Per esempio – Roberto Sanesi


Sono trascorsi ormai oltre vent’anni dalla scomparsa del milanese Roberto Sanesi, poeta, traduttore, critico d’arte, cultore in specifico della letteratura anglo-americana, eppure la sua è e resta una poesia che si conferma straordinariamente attuale, attenta all’essenziale, imbevuta di molteplici influssi europei, ricettiva e costantemente aggettante su una dimensione della parola che reca in sé il “dramma” della finitudine. Nell’opera in oggetto dal titolo Per esempio (Interlinea Edizioni, 2022), apparsa postuma per le cure di Giuseppe Langella, sono raccolti versi inediti, tutti risalenti al periodo tra la fine degli anni Novanta e l’inizio del Duemila. Con Sanesi, è ormai assodato, viviamo l’incantamento dell’esistenza, scevro però da orpelli o taumaturgiche situazioni e troviamo una assidua proliferazione di visioni, di bagliori di pensiero, di lampi fugaci verso territori altri che talvolta si scontrano con l’imperitura, travagliata realtà.

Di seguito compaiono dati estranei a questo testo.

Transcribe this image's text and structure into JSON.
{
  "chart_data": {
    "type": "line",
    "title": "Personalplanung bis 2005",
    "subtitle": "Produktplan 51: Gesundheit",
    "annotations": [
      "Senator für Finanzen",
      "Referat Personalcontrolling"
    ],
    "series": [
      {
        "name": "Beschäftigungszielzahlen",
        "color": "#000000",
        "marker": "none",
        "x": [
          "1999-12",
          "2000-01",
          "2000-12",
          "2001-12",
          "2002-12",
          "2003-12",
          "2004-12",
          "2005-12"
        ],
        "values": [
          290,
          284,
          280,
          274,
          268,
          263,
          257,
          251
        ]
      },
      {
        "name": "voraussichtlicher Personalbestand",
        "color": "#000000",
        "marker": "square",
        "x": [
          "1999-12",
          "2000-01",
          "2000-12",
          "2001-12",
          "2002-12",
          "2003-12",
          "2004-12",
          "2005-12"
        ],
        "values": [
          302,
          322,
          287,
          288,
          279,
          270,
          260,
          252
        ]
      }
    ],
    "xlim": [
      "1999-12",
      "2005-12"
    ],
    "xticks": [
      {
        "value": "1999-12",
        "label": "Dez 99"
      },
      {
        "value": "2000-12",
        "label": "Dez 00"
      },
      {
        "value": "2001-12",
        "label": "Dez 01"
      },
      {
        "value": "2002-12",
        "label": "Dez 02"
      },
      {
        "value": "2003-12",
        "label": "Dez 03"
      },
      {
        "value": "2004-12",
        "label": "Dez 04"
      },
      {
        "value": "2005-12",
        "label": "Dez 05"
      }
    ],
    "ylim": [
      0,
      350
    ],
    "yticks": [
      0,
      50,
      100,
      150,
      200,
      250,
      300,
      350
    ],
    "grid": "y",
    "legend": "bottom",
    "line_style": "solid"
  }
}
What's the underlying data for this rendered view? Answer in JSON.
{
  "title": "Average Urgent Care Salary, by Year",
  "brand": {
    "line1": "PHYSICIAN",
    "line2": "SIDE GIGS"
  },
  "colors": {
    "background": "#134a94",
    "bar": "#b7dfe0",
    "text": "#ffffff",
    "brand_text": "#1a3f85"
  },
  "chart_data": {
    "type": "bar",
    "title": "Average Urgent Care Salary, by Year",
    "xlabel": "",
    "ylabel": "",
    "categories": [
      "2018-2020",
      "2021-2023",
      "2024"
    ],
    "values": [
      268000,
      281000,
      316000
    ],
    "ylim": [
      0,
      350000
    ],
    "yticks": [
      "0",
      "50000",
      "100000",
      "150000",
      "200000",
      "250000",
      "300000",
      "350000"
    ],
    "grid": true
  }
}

Figlio di un’epoca di orrori (nasce, come sappiamo, nel 1930, quando i regimi fascisti e comunisti sono in fase di consolidamento e di lì a poco il nazismo orienterà i suoi tentacoli su tutto il continente) Sanesi è ben conscio che non ci si debba rifugiare nei vaticini di sterili propalatori di verità rivelate bensì accogliere il suono, l’armonia della natura («un archivio delle meraviglie») a cui assistere con stupore e deferenza lungo «il millennio che si sgretola». Ciò non deve tuttavia limitarci né velare la nostra percezione poiché la bellezza dell’universo può stare anche nel «glicine non concluso», in un fiore che diventa un «fallimento» e ci conduce, questa mancanza di sguardo, questa impossibilità di osservare il cerchio che si chiude, a rattenere tutta la fragilità dell’uomo e del cosmo.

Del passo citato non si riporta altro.